You know, we know that we’re okay with God through justification. We can know the world through the Son. But can we live together in community in the Spirit? And we can’t so far. You know, our marriages bust apart, marriage is redefined and reoriented. We end up with social isolation. It’s an eye-sort world. And so the lack of community plus the isolation of our work from seeing what it does—I used to love to mow my lawn. Now I love to see Levi mow my lawn.
But when I used to mow my lawn, you know, because you could see the result of your work, most of the stuff pastors do—yeah, it’s not quite like that. And a lot of times in the days of specialization, the tasks we do are isolated from the actual product. An investment banker got no idea what he’s actually creating out there through bundling of this or that product, right? A factory worker might kind of know he’s part of something, but so we have isolation.
So that was number five—was community, and I would include in number five the idea of isolation also from the community of what our work is and what it produces. I then skipped—I think I skipped seven, didn’t I? I think you had six being no balance and seven being envy.
**Chris W.:** Yes that’s right. That’s right. Thanks. Appreciate that. Sorry about that. That was a huge error on my part.
**Pastor Tuuri:** Yeah.
—
Q5
**Questioner:** Pastor Tuuri, what do you mean by, you can only give thanks through the mediation of Christ? I know that probably seems like it should be obvious, but I’m—could you just say that?
**Pastor Tuuri:** Well, what I mean by that is that speaking of Adam and Eve, you know, if they would have said, well, you know, God’s word tells us not to eat this thing. We don’t get it. It looks great. It looks like it would really help our wisdom. Seems like be really good for us. We don’t get it. But to give thanks anyway, you know, this is what they were supposed to do. So that’s mediation, right?
So now in our sinful state, we have broken relationship to God. And in our fallenness, we’re always going to want to do what looks good to us as opposed to obeying God. Right? So we’re always going to think, well, we’re going to decide for ourselves if this is a good thing or a bad thing or if this is proper or improper. And the only way to cure all that is through Christ.
So now as Christians, we say, well, our relationship to one another, to community, to our work, to the world is all mediated—in between us, in between a husband and a wife, for instance, is Jesus. And he’s the only one that can make you approach that relationship correctly and with fruitfulness. If you, you know, marriage is supposed to be a great blessing. Work is supposed to be a great blessing, but when we don’t mediate it—if we don’t understand that between us and our work and us and our spouse must be Jesus and his word and the Spirit of Christ—then marriage becomes a curse and work becomes a curse and civil government becomes a tyranny.
So that’s what I’m talking about. Putting Jesus’s word and his spirit into every one of our relationships.
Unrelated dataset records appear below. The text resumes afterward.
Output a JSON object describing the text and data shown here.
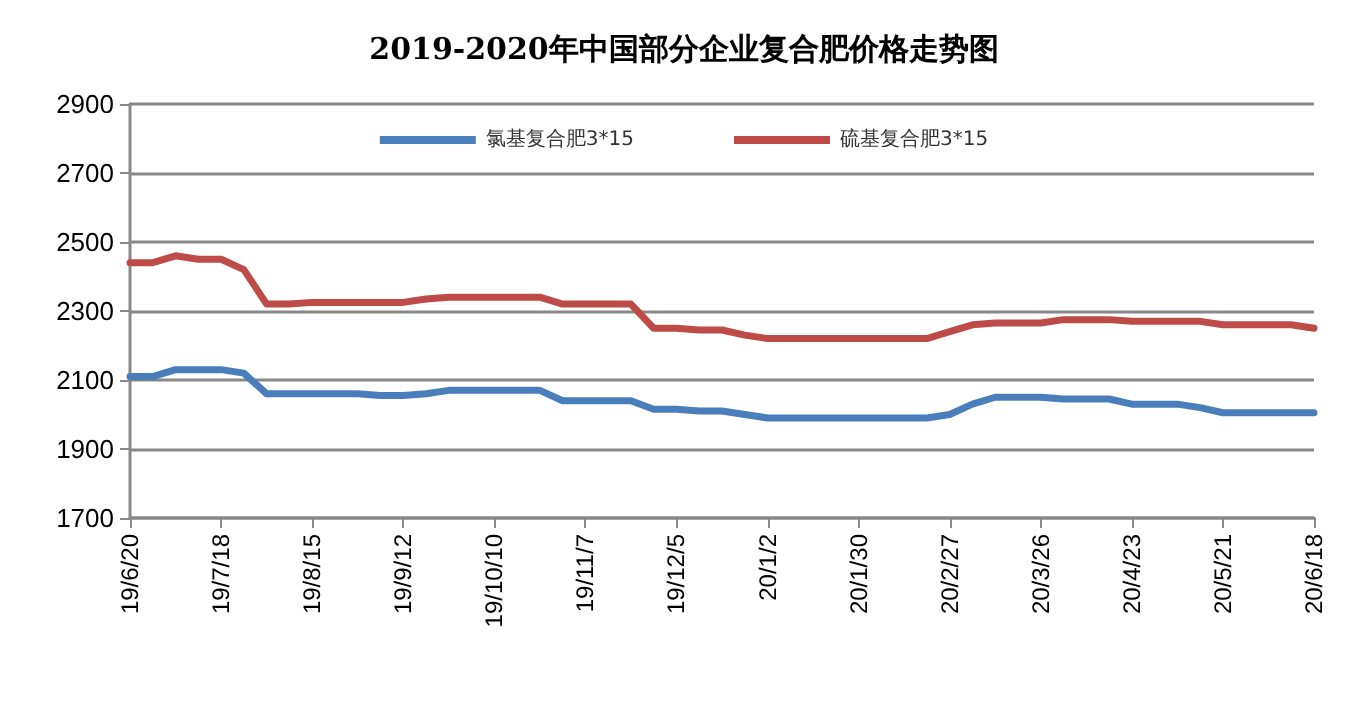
{
  "chart_data": {
    "type": "line",
    "title": "2019-2020年中国部分企业复合肥价格走势图",
    "categories": [
      "19/6/20",
      null,
      null,
      null,
      "19/7/18",
      null,
      null,
      null,
      "19/8/15",
      null,
      null,
      null,
      "19/9/12",
      null,
      null,
      null,
      "19/10/10",
      null,
      null,
      null,
      "19/11/7",
      null,
      null,
      null,
      "19/12/5",
      null,
      null,
      null,
      "20/1/2",
      null,
      null,
      null,
      "20/1/30",
      null,
      null,
      null,
      "20/2/27",
      null,
      null,
      null,
      "20/3/26",
      null,
      null,
      null,
      "20/4/23",
      null,
      null,
      null,
      "20/5/21",
      null,
      null,
      null,
      "20/6/18"
    ],
    "series": [
      {
        "name": "氯基复合肥3*15",
        "color": "#4a7ebb",
        "values": [
          2110,
          2110,
          2130,
          2130,
          2130,
          2120,
          2060,
          2060,
          2060,
          2060,
          2060,
          2055,
          2055,
          2060,
          2070,
          2070,
          2070,
          2070,
          2070,
          2040,
          2040,
          2040,
          2040,
          2015,
          2015,
          2010,
          2010,
          2000,
          1990,
          1990,
          1990,
          1990,
          1990,
          1990,
          1990,
          1990,
          2000,
          2030,
          2050,
          2050,
          2050,
          2045,
          2045,
          2045,
          2030,
          2030,
          2030,
          2020,
          2005,
          2005,
          2005,
          2005,
          2005
        ]
      },
      {
        "name": "硫基复合肥3*15",
        "color": "#be4b48",
        "values": [
          2440,
          2440,
          2460,
          2450,
          2450,
          2420,
          2320,
          2320,
          2325,
          2325,
          2325,
          2325,
          2325,
          2335,
          2340,
          2340,
          2340,
          2340,
          2340,
          2320,
          2320,
          2320,
          2320,
          2250,
          2250,
          2245,
          2245,
          2230,
          2220,
          2220,
          2220,
          2220,
          2220,
          2220,
          2220,
          2220,
          2240,
          2260,
          2265,
          2265,
          2265,
          2275,
          2275,
          2275,
          2270,
          2270,
          2270,
          2270,
          2260,
          2260,
          2260,
          2260,
          2250
        ]
      }
    ],
    "ylim": [
      1700,
      2900
    ],
    "yticks": [
      1700,
      1900,
      2100,
      2300,
      2500,
      2700,
      2900
    ],
    "grid": "y",
    "legend": "top",
    "marker": "none",
    "line_style": "solid"
  }
}
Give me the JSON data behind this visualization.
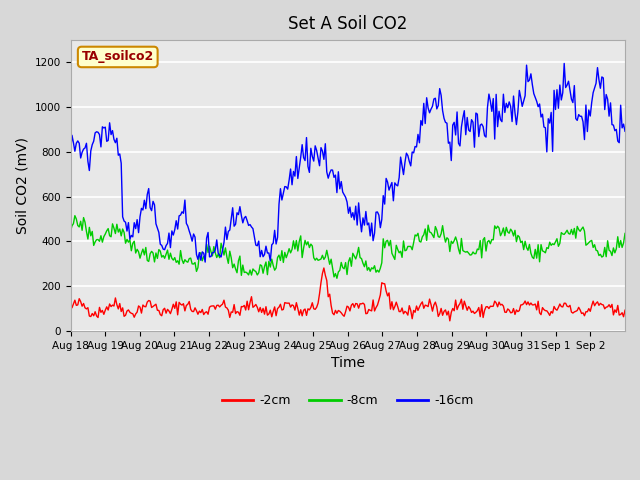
{
  "title": "Set A Soil CO2",
  "xlabel": "Time",
  "ylabel": "Soil CO2 (mV)",
  "ylim": [
    0,
    1300
  ],
  "yticks": [
    0,
    200,
    400,
    600,
    800,
    1000,
    1200
  ],
  "background_color": "#d8d8d8",
  "plot_bg_color": "#e8e8e8",
  "line_colors": {
    "2cm": "#ff0000",
    "8cm": "#00cc00",
    "16cm": "#0000ff"
  },
  "legend_labels": [
    "-2cm",
    "-8cm",
    "-16cm"
  ],
  "annotation_text": "TA_soilco2",
  "annotation_bg": "#ffffcc",
  "annotation_border": "#cc8800",
  "xtick_labels": [
    "Aug 18",
    "Aug 19",
    "Aug 20",
    "Aug 21",
    "Aug 22",
    "Aug 23",
    "Aug 24",
    "Aug 25",
    "Aug 26",
    "Aug 27",
    "Aug 28",
    "Aug 29",
    "Aug 30",
    "Aug 31",
    "Sep 1",
    "Sep 2"
  ]
}
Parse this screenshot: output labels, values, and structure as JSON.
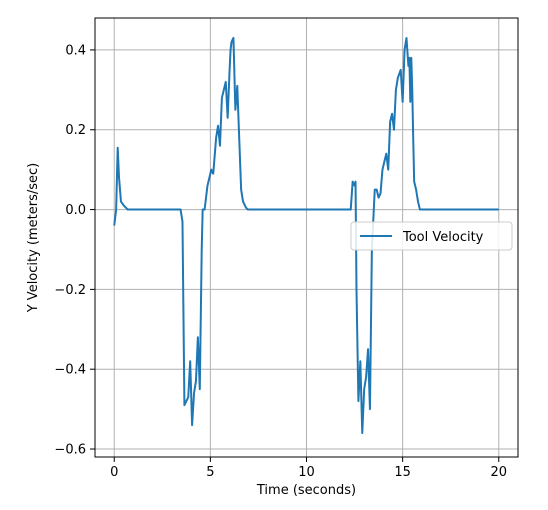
{
  "chart_data": {
    "type": "line",
    "title": "",
    "xlabel": "Time (seconds)",
    "ylabel": "Y Velocity (meters/sec)",
    "xlim": [
      -1,
      21
    ],
    "ylim": [
      -0.62,
      0.48
    ],
    "x_ticks": [
      0,
      5,
      10,
      15,
      20
    ],
    "x_tick_labels": [
      "0",
      "5",
      "10",
      "15",
      "20"
    ],
    "y_ticks": [
      -0.6,
      -0.4,
      -0.2,
      0.0,
      0.2,
      0.4
    ],
    "y_tick_labels": [
      "−0.6",
      "−0.4",
      "−0.2",
      "0.0",
      "0.2",
      "0.4"
    ],
    "grid": true,
    "legend_position": "center-right",
    "series": [
      {
        "name": "Tool Velocity",
        "color": "#1f77b4",
        "x": [
          0.0,
          0.1,
          0.18,
          0.25,
          0.35,
          0.5,
          0.7,
          1.0,
          1.5,
          2.0,
          2.5,
          3.0,
          3.45,
          3.55,
          3.65,
          3.75,
          3.85,
          3.95,
          4.05,
          4.15,
          4.25,
          4.35,
          4.45,
          4.55,
          4.6,
          4.65,
          4.7,
          4.85,
          4.95,
          5.05,
          5.15,
          5.3,
          5.4,
          5.5,
          5.6,
          5.7,
          5.8,
          5.9,
          6.0,
          6.05,
          6.1,
          6.2,
          6.3,
          6.4,
          6.5,
          6.6,
          6.7,
          6.85,
          6.95,
          7.1,
          7.3,
          7.5,
          8.0,
          9.0,
          10.0,
          11.0,
          12.0,
          12.3,
          12.4,
          12.5,
          12.55,
          12.6,
          12.7,
          12.8,
          12.9,
          13.0,
          13.1,
          13.2,
          13.3,
          13.4,
          13.55,
          13.65,
          13.75,
          13.85,
          13.95,
          14.05,
          14.15,
          14.25,
          14.35,
          14.45,
          14.55,
          14.65,
          14.75,
          14.9,
          15.0,
          15.1,
          15.2,
          15.3,
          15.35,
          15.4,
          15.45,
          15.5,
          15.55,
          15.6,
          15.7,
          15.8,
          15.9,
          16.1,
          16.3,
          16.5,
          17.0,
          18.0,
          19.0,
          20.0
        ],
        "values": [
          -0.04,
          0.0,
          0.155,
          0.08,
          0.02,
          0.01,
          0.0,
          0.0,
          0.0,
          0.0,
          0.0,
          0.0,
          0.0,
          -0.03,
          -0.49,
          -0.48,
          -0.47,
          -0.38,
          -0.54,
          -0.46,
          -0.43,
          -0.32,
          -0.45,
          -0.1,
          0.0,
          0.0,
          0.0,
          0.06,
          0.08,
          0.1,
          0.09,
          0.18,
          0.21,
          0.16,
          0.28,
          0.3,
          0.32,
          0.23,
          0.35,
          0.4,
          0.42,
          0.43,
          0.25,
          0.31,
          0.18,
          0.05,
          0.02,
          0.005,
          0.0,
          0.0,
          0.0,
          0.0,
          0.0,
          0.0,
          0.0,
          0.0,
          0.0,
          0.0,
          0.07,
          0.06,
          0.07,
          -0.2,
          -0.48,
          -0.38,
          -0.56,
          -0.45,
          -0.42,
          -0.35,
          -0.5,
          -0.1,
          0.05,
          0.05,
          0.03,
          0.04,
          0.1,
          0.12,
          0.14,
          0.1,
          0.22,
          0.24,
          0.2,
          0.3,
          0.33,
          0.35,
          0.27,
          0.4,
          0.43,
          0.36,
          0.38,
          0.27,
          0.38,
          0.3,
          0.18,
          0.07,
          0.05,
          0.02,
          0.0,
          0.0,
          0.0,
          0.0,
          0.0,
          0.0,
          0.0,
          0.0
        ]
      }
    ]
  }
}
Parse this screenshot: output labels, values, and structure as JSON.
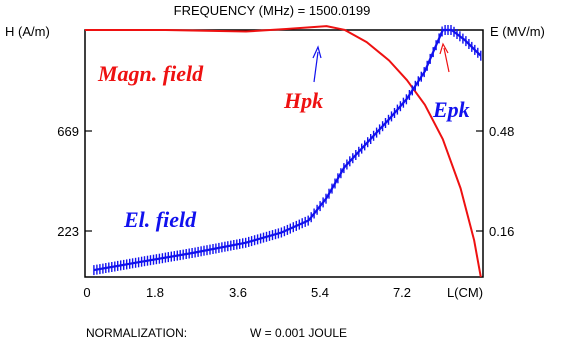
{
  "chart_data": {
    "type": "line",
    "title": "FREQUENCY (MHz) = 1500.0199",
    "xlabel": "L(CM)",
    "ylabel_left": "H (A/m)",
    "ylabel_right": "E (MV/m)",
    "xlim": [
      0,
      8.9
    ],
    "ylim_left": [
      0,
      1004
    ],
    "ylim_right": [
      0,
      0.72
    ],
    "x_ticks": [
      "0",
      "1.8",
      "3.6",
      "5.4",
      "7.2"
    ],
    "y_ticks_left": [
      "223",
      "669"
    ],
    "y_ticks_right": [
      "0.16",
      "0.48"
    ],
    "grid": false,
    "series": [
      {
        "name": "Magn. field",
        "axis": "left",
        "color": "#ee1111",
        "x": [
          0,
          1.8,
          3.6,
          4.5,
          5.4,
          5.8,
          6.3,
          6.8,
          7.2,
          7.6,
          8.0,
          8.4,
          8.7,
          8.85
        ],
        "y": [
          1004,
          1004,
          998,
          1008,
          1020,
          1005,
          955,
          880,
          800,
          700,
          560,
          360,
          150,
          0
        ]
      },
      {
        "name": "El. field",
        "axis": "right",
        "color": "#1111ee",
        "x": [
          0.2,
          1.2,
          2.4,
          3.6,
          4.4,
          5.0,
          5.4,
          5.8,
          6.3,
          6.8,
          7.2,
          7.6,
          7.8,
          8.0,
          8.2,
          8.5,
          8.85
        ],
        "y": [
          0.02,
          0.043,
          0.07,
          0.1,
          0.13,
          0.165,
          0.23,
          0.32,
          0.39,
          0.46,
          0.52,
          0.6,
          0.66,
          0.72,
          0.72,
          0.69,
          0.645
        ]
      }
    ],
    "annotations": [
      {
        "text": "Magn. field",
        "color": "#ee1111"
      },
      {
        "text": "Hpk",
        "color": "#ee1111",
        "arrow_color": "#1111ee"
      },
      {
        "text": "Epk",
        "color": "#1111ee",
        "arrow_color": "#ee1111"
      },
      {
        "text": "El. field",
        "color": "#1111ee"
      }
    ]
  },
  "footer": {
    "normalization_label": "NORMALIZATION:",
    "energy": "W = 0.001 JOULE"
  }
}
Does that make sense?
**Questioner:** Uh-huh.
**Pastor Tuuri:** And so our faith in him and his word basically.
**Questioner:** Yeah.
**Pastor Tuuri:** Well, our faith in him. Yeah. But only our faith must be comprehensive enough to say our faith in him means I want his word, his view on how I’m supposed to love my wife, right? Or how I’m supposed to do my job or how I’m supposed to evaluate public policy issues. It’s not just faith in Jesus in the sense of saving me. It’s wanting Jesus and the Spirit of God who brings us the Father’s mind on things to help us evaluate everything in our world. Does that make sense?
**Questioner:** Thank you. Yeah. Great. Thank you. Good question.
**Pastor Tuuri:** Okay. So, are we ready for our meal?